“The ant in need of nourishment strikes rapidly with its antennæ those of the ant expected to render the desired assistance. Presently they are seen to approach each other with open mouths and tongues out in readiness for the transfer of the nutritive liquor from one to the other. During this operation the ant receiving the mouthful of sustenance keeps up an uninterrupted caressing, with fore legs and antennæ, of the ant ministering to its needs.

“Who is not familiar with the lice that infest plants, assembled in dense groups that contain each more members than one could easily count? There are black lice on the beanstalks, green ones on the rosebushes, their stomachs carrying, behind, two little tubes whence oozes from time to time a tiny drop of liquid. This liquid is the ant’s main dependence for food. Let us follow an ant on its rounds among the plant-lice.

“It goes hither and thither among the motionless herd, which is nowise disturbed by its presence. Having found what it is after, the ant stations itself close to one of the lice, which it proceeds to caress [[261]]with gentle taps of its antennæ on the little creature’s stomach, first on one side, then on the other. The milch-louse allows itself to be seduced by these friendly overtures, and a drop of liquid oozes out at the end of the tubes, the ant sucking it up at once. A second louse is visited, and it too is solicited in the same caressing fashion. It yields its drop of liquid and lets itself be milked, after which the ant passes without delay to a third louse, which it coaxes in like manner. A fourth, probably already drained, withstands the wheedling, whereupon the ant, perceiving that nothing is to be hoped for there, proceeds to a fifth member of the herd and obtains what it desires. A few of these mouthfuls are enough to satisfy an ant, and then it returns to its home.

“Certain ants are great stay-at-homes: for them it would be a painful infliction to have to go out into the world. In order to spare themselves this necessity they raise plant-lice and pasture them in enclosures very near the ant-hill so that the milking may be done at leisure. These herded plant-lice are their precious possession, and the community is more or less rich as it owns more or less of this property. It constitutes the ants’ flocks and herds, their cows and goats. They build underground stables among the grass-roots, and there keep the plant-lice which they obtain from a distance, just as we gather our domestic animals under the roof of barn or fold.

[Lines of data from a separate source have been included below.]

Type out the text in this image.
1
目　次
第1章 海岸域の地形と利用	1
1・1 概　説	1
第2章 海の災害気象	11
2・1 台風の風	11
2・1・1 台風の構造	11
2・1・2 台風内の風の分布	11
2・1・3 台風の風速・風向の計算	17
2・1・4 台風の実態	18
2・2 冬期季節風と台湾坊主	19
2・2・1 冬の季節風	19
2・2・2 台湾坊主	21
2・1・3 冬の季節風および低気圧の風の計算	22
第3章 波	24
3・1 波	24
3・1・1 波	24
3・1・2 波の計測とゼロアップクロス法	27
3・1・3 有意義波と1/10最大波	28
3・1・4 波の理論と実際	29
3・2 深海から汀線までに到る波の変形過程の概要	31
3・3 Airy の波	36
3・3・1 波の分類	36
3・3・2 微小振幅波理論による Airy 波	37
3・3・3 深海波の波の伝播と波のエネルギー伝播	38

“Others display an even more curious ingenuity: they take possession of the lice living on some branch or twig of a growing bush, and, jealously watchful [[262]]of their cattle, suffer no stranger to come and lay claim to the food-supply they themselves are preparing to appropriate. With their mandibles they drive off all intruders; they patrol the twig in vigilant defense and stand careful guard over their herds. If the danger becomes too menacing, they hasten to carry away their livestock and pasture it elsewhere, in a safe place.

“Or, as still another device, they take little pellets of earth and build around the twig a sort of pavilion, a structure with a very narrow opening, a sheep-fold, in a word, with a few leaves growing inside it and furnishing sustenance to the enclosed flock. In this quiet retreat the proprietors milk their ewes, safely sheltered from rain and sun and, most important of all, from alien ants.

Texas Red Ant

“We have in this region a rather large reddish ant known as the red ant or Amazon ant, which cannot without help build its house, raise its larvæ, procure food, or even eat food; but with its hooked mandibles it is admirably equipped for fighting and pillage. Slaves are the object of its predatory raids, slaves to feed it, to go out after provisions, to build the ant-hill, and to rear the young. A small black [[263]]or drab ant is the object of its slave-hunting excursions.

“In battalions of some thousands each the reds go forth in quest of a nest of drabs. They break into the ant-hill notwithstanding its occupants’ resistance, and sack the underground city. Presently they take their departure, each with his plunder between his mandibles. They carry away, not the full-grown ants, since these could not be trained to serve in the strange ant-hill and would speedily make their way back to their former home, but the young ones, and the nymphs shut up in their cocoons.